友達
「だからさ、ごめんね」
ごめんねって、どういうことだ。
僕の頭の中はまだ混乱していた。
大事な話があると無二の友であるSに呼び出されたカフェで聞かされた話をまとめると、こうだった。
Sは友達の数を定めている
新しい友達ができそうなのでもう友達をやめたい
大変シンプル。友達の数を定める、というのがよく分からないが、その部分以外のロジックは滅茶苦茶になった頭でも理解できた。
「どうしてもそうなるの?」
「うん」
「それで幸せなの?」
「…」
Sのことは親友だと思っている。若しくは、思っていた。友達が少ないことも知っているし、堅物だということも知っている。何度もけんかもしたけれど、そのたびに関係を修復して、お互いを許しながら友情を築いてきたつもりだ。見惚れるほどの美人だけれど、恋愛関係やそんな感情を持ったことは一度もない。
「友達をやめる、かぁー」
「引っ越したと思ってくれれば」
去る者は日日に疎し。
会わなければ心は離れていく。そんなことは知っている。そんなことを教えてくれるほど君は偉いのか。
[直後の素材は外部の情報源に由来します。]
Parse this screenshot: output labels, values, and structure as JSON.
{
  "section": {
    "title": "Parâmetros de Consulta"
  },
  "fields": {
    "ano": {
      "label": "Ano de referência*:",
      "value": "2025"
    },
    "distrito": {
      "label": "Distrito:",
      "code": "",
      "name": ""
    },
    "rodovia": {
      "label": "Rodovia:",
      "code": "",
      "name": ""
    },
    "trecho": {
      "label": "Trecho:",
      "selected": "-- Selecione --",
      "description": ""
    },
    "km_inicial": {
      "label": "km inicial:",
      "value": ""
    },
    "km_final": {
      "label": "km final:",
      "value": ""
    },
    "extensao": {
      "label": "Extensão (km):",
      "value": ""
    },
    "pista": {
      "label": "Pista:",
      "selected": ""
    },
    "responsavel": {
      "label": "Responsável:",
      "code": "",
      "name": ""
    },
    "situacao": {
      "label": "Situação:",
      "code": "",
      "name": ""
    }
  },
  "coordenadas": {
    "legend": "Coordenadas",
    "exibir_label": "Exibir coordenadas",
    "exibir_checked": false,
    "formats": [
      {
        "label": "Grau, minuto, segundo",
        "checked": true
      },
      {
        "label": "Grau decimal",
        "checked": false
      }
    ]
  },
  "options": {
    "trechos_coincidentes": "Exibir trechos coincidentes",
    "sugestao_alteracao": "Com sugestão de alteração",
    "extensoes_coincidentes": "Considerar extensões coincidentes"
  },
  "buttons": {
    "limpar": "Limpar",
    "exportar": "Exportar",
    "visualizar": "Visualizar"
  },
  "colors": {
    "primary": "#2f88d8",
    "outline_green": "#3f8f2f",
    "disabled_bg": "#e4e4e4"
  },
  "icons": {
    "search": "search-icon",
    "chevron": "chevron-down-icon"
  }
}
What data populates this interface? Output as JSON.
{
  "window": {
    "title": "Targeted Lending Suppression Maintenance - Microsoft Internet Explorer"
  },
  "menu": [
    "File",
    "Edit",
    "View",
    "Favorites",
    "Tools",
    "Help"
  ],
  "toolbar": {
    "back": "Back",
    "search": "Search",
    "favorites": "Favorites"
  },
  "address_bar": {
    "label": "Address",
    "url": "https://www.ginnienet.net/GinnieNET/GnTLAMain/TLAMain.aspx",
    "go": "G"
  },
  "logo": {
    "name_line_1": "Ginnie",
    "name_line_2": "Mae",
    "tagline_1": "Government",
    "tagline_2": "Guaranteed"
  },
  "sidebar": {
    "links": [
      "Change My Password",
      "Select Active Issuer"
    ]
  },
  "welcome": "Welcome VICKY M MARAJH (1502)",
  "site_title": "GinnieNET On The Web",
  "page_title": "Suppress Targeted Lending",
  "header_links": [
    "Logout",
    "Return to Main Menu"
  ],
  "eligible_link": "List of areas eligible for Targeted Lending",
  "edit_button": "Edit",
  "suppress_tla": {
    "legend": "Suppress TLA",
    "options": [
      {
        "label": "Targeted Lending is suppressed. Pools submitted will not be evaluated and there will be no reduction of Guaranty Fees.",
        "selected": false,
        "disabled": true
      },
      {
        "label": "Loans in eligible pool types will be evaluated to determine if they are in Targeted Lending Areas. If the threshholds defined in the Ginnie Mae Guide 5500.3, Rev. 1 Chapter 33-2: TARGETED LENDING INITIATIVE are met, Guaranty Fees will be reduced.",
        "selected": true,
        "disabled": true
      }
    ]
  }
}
悔しいけれど、もう友情を再構築できないことはわかった。
「そっか、分かった。ごめんね。なんか」
「ううん、私のほうこそごめん」
『私のほうこそ』…?ごめんと言うべきなのは君だけだ。
確かに最近、2人の間の緊張感はあまりないように思えた。遊びに行く頻度も減っていたし、生ぬるい会話しかしていない、そんな気もしていた。
それでも、である。
僕は人間関係に関して2つ信じていることがある。
友情は(恋人同士の)愛情よりも尊い
友情には賞味期限がある
友情はいつか期限が切れてしまう。明日かも知れないし、一方が死ぬときかもしれない。食品のように、期限が切れても意外と食べても大丈夫だったり、食べないほうがいい時もある。
しかし、こんな風に友情が終わるのは想定外である。
「今まで友達でいてくれてありがとう」
「今まで友達でいさせてくれてありがとう」
最後の会話を交わした僕たちは帰路についた。
こんな終わりを迎えるなら友情だって恋愛関係だってだって一緒じゃないか。他人同士理解し合おうとして、結局相手のことも自分のことも嫌いになって終わりである。
でも、とシャワーの中で思い直した。
Sと2人で行った場所、2人でしたこと。
他の誰とも経験できない、他の何にも代え難い僕にとって大事な思い出だ。この別れを受け入れて先に進もうじゃないか。
何も後悔していることはないが、僕はシャワーの中でえずくまで泣いた。
※この物語はフィクションです。